Background: Hypoglycemia is common and potentially life-threatening for diabetic patients, often iatrogenic from diabetes treatments. It is important to be able to accurately study rates of hypoglycemia when evaluating the inpatient treatment of diabetes at a systems-level. Discharge diagnosis codes show promise as a tool in the surveillance of hypoglycemic events in large administrative databases and have been utilized in many studies for that purpose. The aim of this study is to validate inpatient diagnosis codes with laboratory-measured hypoglycemia.

Methods: The study population consisted of adults with diabetes admitted to a Veterans Health Administration hospital from 2016 to 2022. Information collected included demographics, discharge diagnosis codes, outpatient comorbidity diagnostic codes, laboratory glucose values, and mortality data. Hypoglycemia diagnosis was based on ICD-10-CM diagnostic codes for hypoglycemia. Laboratory hypoglycemia was defined as plasma glucose less than 70 mg/dL [3.89 mmol/L], consistent with guideline recommendations. Severe laboratory hypoglycemia was defined as plasma glucose less than 50 mg/dL [2.78 mmol/l]. Logistic regression was used to analyze odds of 30-day and 1-year mortality, controlling for demographics and comorbidities.

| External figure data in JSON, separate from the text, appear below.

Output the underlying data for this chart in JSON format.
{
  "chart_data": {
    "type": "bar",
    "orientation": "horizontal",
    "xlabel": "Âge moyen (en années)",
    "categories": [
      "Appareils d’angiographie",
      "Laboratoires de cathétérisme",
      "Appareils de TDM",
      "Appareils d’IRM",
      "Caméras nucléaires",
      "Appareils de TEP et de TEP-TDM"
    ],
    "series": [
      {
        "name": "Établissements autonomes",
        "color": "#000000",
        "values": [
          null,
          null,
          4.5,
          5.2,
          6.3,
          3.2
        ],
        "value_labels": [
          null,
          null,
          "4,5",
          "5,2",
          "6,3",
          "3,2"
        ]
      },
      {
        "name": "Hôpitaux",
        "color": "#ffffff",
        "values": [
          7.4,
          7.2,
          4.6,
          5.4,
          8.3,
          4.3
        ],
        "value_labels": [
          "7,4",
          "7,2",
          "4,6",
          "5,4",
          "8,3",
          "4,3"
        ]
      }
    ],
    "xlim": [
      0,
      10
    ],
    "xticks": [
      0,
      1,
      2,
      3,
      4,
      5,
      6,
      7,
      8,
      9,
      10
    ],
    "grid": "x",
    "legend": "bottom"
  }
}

Results: 1,141,618 hospitalizations were identified, with 49,271 (4.3%) having a hypoglycemia inpatient diagnosis, 92,540 (8.1%) with laboratory hypoglycemia, and 21,396 (1.9%) with severe laboratory hypoglycemia. Hypoglycemia diagnosis codes were more commonly observed amongst Hispanic and Black patients, occurring in 4.7% and 5.4% respectively, compared to 3.9% in hospitalized white diabetic patients. Severe laboratory hypoglycemia was also more common amongst Hispanic and Black patients, 2.3% and 2.4% respectively, compared to 1.6% for white patients (p-value <.0001). Only 25.0% of those with laboratory hypoglycemia and 44.1% with severe laboratory hypoglycemia were found to have a hypoglycemia discharge diagnosis. Including laboratory and severe laboratory hypoglycemia increased identified hypoglycemic patients by 140.9% and 24.3% respectively. Laboratory hypoglycemia was associated with odds ratio 1.75 (95% CI 1.71-1.80) for 30-day mortality and 1.69 (95% CI 1.66-1.71) for 1-year mortality.

Conclusions: Based on this analysis of a large, nationwide healthcare system, discharge diagnosis code-based surveillance significantly underestimates inpatient hypoglycemic events, missing 75% of patients with hypoglycemia and 55.9% with severe hypoglycemia by laboratory measurement. Blood glucose < 70 mg/dL is typically treated with some intervention in the inpatient setting and could therefore be considered clinically significant. Additionally, laboratory hypoglycemia < 70 mg/dL was significantly associated with both short-term and long-term mortality in this study.Surveillance of inpatient hypoglycemia is important to monitor for potential harm from inpatient diabetes treatment, with significant implications for clinical decision-making and system-level patient safety measures. While routinely collected and less costly compared with resource-intensive adjudication efforts, discharge diagnosis codes will significantly under-estimate inpatient hypoglycemic events based on this analysis, and therefore additional measures such as laboratory surveillance should be employed as well for systems-level monitoring.